Glastonbury Abbey is located in southern Britain and is recognized as a very early Christian holy site. Among other things, it is told that Joseph of Arimathea visited the site in the early days of the first century A.D. during one of his many trips through Britain and France in connection with the tin trade. (It is also told that he had in his company a young boy, very bright and even precocious, who amazed those he met. That is, of course, a story for another pen.) The legend of Joseph’s trip continues that he drove his staff into the ground, and that it was from that spot that the Glastonbury Thorn did grow. The Thorn blossoms twice annually, once in the spring before the new growth comes on, and then again in the autumn late in the year. It is a symbol of constant renewal and hope. To this day, the Glastonbury Thorn is considered a holy tree, and a bough from the tree is delivered by a child of the kingdom to the reigning monarch at Buckingham Palace every year on Christmas Day. Sadly, this will be the first time in seventy years that the bough will not be received by HRM Queen Elizabeth.
The Glastonbury site is also of special consequence, as it is the burial site of Arthur and Guinevere. An ancient stone marks the spot, and an oaken tomb has been unearthed which dates appropriately with the stories of Arthurian legend. Interestingly, Glastonbury was known anciently as “Avalon.”
The Glastonbury Abbey Pen reflects the stories of the site most notably with the hand cut thorn branches and five-petal blossoms that adorn the cap and body. Gothic windows in the cap with transparent red “stained glass” are situated between buttresses so that the nib can be seen when the pen is capped. In keeping with the style of medieval brass tomb plates, the body also includes figures of Arthur and Guinevere.
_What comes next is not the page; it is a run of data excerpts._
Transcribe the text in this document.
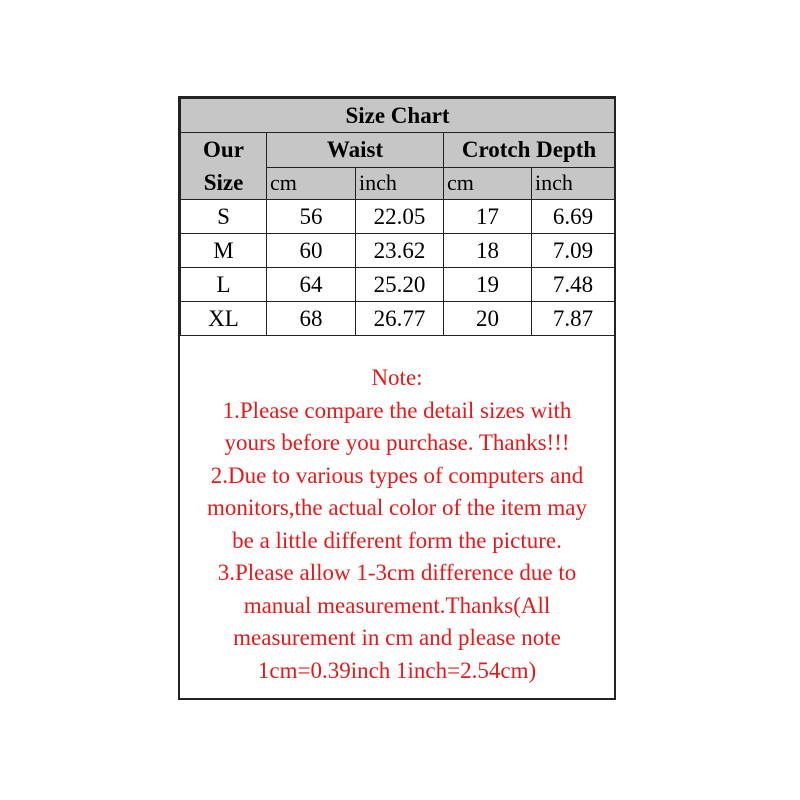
Size Chart				
Our
Size	Waist		Crotch Depth	
	cm	inch	cm	inch
S	56	22.05	17	6.69
M	60	23.62	18	7.09
L	64	25.20	19	7.48
XL	68	26.77	20	7.87
Note:
1.Please compare the detail sizes with
yours before you purchase. Thanks!!!
2.Due to various types of computers and
monitors,the actual color of the item may
be a little different form the picture.
3.Please allow 1-3cm difference due to
manual measurement.Thanks(All
measurement in cm and please note
1cm=0.39inch 1inch=2.54cm)
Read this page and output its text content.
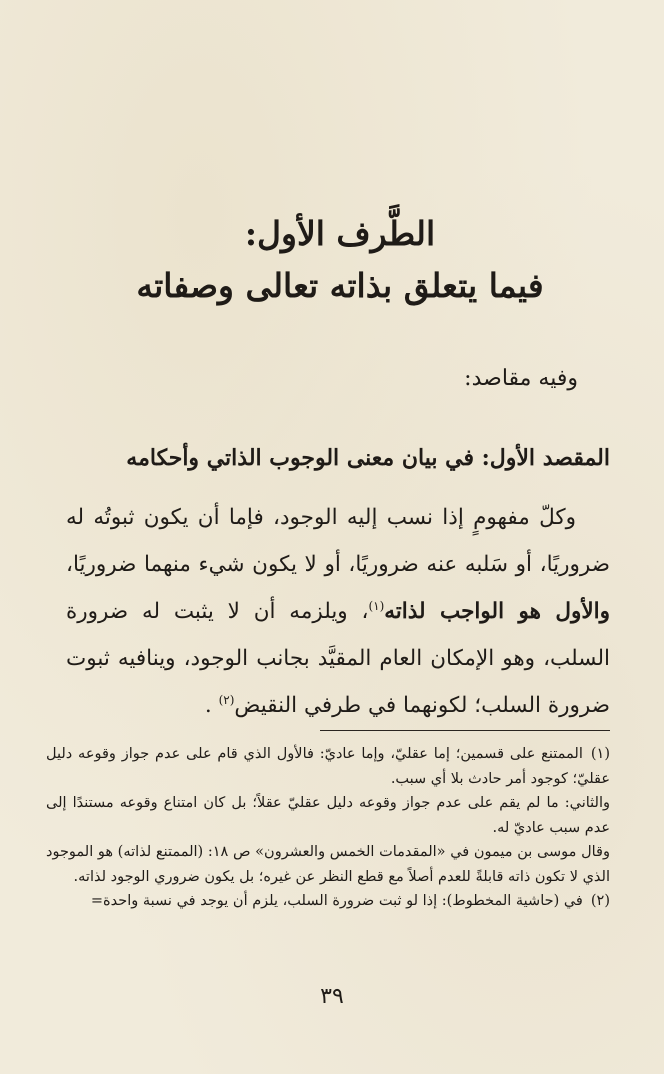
الطَّرف الأول:
فيما يتعلق بذاته تعالى وصفاته
وفيه مقاصد:
المقصد الأول: في بيان معنى الوجوب الذاتي وأحكامه

وكلّ مفهومٍ إذا نسب إليه الوجود، فإما أن يكون ثبوتُه له ضروريًا، أو سَلبه عنه ضروريًا، أو لا يكون شيء منهما ضروريًا، والأول هو الواجب لذاته$^{(١)}$، ويلزمه أن لا يثبت له ضرورة السلب، وهو الإمكان العام المقيَّد بجانب الوجود، وينافيه ثبوت ضرورة السلب؛ لكونهما في طرفي النقيض$^{(٢)}$ .

(١)الممتنع على قسمين؛ إما عقليّ، وإما عاديّ: فالأول الذي قام على عدم جواز وقوعه دليل عقليّ؛ كوجود أمر حادث بلا أي سبب.

والثاني: ما لم يقم على عدم جواز وقوعه دليل عقليّ عقلاً؛ بل كان امتناع وقوعه مستندًا إلى عدم سبب عاديّ له.

وقال موسى بن ميمون في «المقدمات الخمس والعشرون» ص ١٨: (الممتنع لذاته) هو الموجود الذي لا تكون ذاته قابلةً للعدم أصلاً مع قطع النظر عن غيره؛ بل يكون ضروري الوجود لذاته.

(٢)في (حاشية المخطوط): إذا لو ثبت ضرورة السلب، يلزم أن يوجد في نسبة واحدة=

٣٩
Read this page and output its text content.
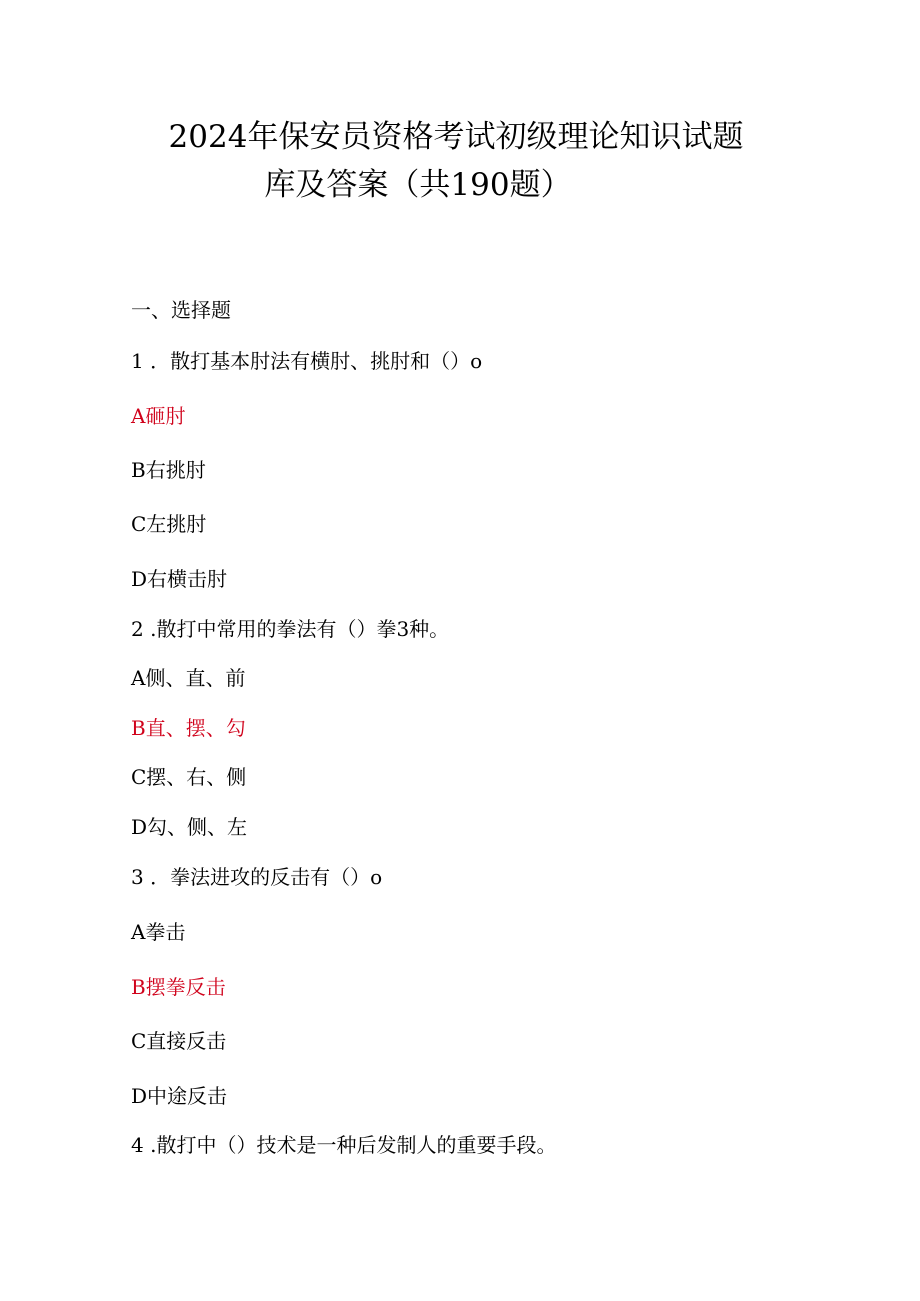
2024年保安员资格考试初级理论知识试题
库及答案（共190题）
一、选择题
1 ．散打基本肘法有横肘、挑肘和（）o
A砸肘
B右挑肘
C左挑肘
D右横击肘
2 .散打中常用的拳法有（）拳3种。
A侧、直、前
B直、摆、勾
C摆、右、侧
D勾、侧、左
3 ．拳法进攻的反击有（）o
A拳击
B摆拳反击
C直接反击
D中途反击
4 .散打中（）技术是一种后发制人的重要手段。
A red Maltese-style Templar cross in high-temp glass enamel, and a decorated nib featuring a fleur-de-lis are Templar symbols added in deference to the generations of people who found hope in the promise of the grail legends, or the search for “Holy Blood.”
Structurally, the nickel silver metalwork on the pen, all handcrafted, is built up on black acrylic with a red resin cap sleeve. A JoWo #6 broad nib and converter fill system complete the function of the pen.